Guarantor and Co-Guarantor Warrants

 

In connection with entering into a credit agreement (see Note 7), the Company issued warrants to purchase common shares to two of the Company’s directors in connection with a guarantee of its obligations under the agreement (see Note 7). The Company previously classified the warrants as a liability on its consolidated balance sheet because each warrant represented a freestanding financial instrument that was not indexed to the Company’s own shares. The warrant liability was initially recorded at fair value upon entering into the credit agreement and was subsequently remeasured to fair value at each reporting date. Changes in the fair value of the warrant liability was recognized as a component of other income (expense), net in the consolidated statement of operations and comprehensive loss.

 

On January 26, 2018, the anti-dilution price protection provisions contained within the warrants issued to each of the guarantor and co-guarantor of the Credit Agreement (see Note 7) expired.

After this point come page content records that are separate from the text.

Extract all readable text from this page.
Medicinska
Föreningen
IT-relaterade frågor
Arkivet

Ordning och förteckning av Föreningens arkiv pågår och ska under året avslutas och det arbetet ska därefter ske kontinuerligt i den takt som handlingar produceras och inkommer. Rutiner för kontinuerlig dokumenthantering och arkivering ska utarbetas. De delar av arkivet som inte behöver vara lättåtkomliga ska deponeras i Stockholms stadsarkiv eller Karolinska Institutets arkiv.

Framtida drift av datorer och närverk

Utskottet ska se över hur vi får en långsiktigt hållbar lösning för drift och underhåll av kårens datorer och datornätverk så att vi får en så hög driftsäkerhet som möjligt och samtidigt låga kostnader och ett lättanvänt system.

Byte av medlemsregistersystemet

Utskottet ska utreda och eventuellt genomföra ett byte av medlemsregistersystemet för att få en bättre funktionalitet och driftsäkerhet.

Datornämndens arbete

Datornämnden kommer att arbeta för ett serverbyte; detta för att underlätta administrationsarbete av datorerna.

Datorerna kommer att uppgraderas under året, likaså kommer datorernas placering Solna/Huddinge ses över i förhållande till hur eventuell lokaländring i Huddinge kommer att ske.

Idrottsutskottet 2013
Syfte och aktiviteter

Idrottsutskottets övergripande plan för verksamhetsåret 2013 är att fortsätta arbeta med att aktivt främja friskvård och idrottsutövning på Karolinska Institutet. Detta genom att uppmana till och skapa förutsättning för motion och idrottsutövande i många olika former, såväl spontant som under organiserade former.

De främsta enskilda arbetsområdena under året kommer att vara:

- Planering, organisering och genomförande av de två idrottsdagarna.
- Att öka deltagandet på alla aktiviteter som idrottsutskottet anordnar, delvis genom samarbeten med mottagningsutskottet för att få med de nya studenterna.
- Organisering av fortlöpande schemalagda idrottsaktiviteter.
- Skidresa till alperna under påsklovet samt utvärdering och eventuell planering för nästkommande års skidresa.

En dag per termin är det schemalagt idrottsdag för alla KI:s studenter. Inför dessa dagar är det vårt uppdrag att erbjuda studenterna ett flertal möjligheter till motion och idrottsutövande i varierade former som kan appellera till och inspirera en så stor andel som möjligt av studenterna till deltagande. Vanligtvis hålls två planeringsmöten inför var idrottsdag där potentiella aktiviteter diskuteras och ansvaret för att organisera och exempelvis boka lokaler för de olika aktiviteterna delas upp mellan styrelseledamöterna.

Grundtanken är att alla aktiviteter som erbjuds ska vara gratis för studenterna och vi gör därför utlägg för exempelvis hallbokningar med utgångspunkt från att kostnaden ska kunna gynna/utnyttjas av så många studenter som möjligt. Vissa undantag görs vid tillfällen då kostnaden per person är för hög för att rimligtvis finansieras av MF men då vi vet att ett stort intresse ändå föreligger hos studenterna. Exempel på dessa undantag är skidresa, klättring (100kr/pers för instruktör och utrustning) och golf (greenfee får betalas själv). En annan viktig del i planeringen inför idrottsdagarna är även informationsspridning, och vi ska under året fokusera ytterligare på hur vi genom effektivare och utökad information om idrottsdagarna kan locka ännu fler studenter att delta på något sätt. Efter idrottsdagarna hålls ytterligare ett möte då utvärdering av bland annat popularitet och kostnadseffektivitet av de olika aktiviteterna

Both the guarantor and co-guarantor are members of the Company’s Board of Directors.

 

Changes in the fair value of the warrant liability, until expiration of the anti-dilution price protection provisions, are recognized as a component of other income (expense), net in the Company’s consolidated statement of operations and comprehensive loss.  Upon expiration of the provision, the Company discontinued classification of these warrants as a liability, and has accordingly reclassified the fair value of $5,203 to Additional Paid-In Capital within Shareholders’ Equity.

 

The fair value of the warrant liability was $4,021 at December 31, 2017. The Company recorded expense of $1,182 and income of $454 within other income (expense), net in the consolidated statements of operations for the three months ended March 31, 2018 and 2017, respectively.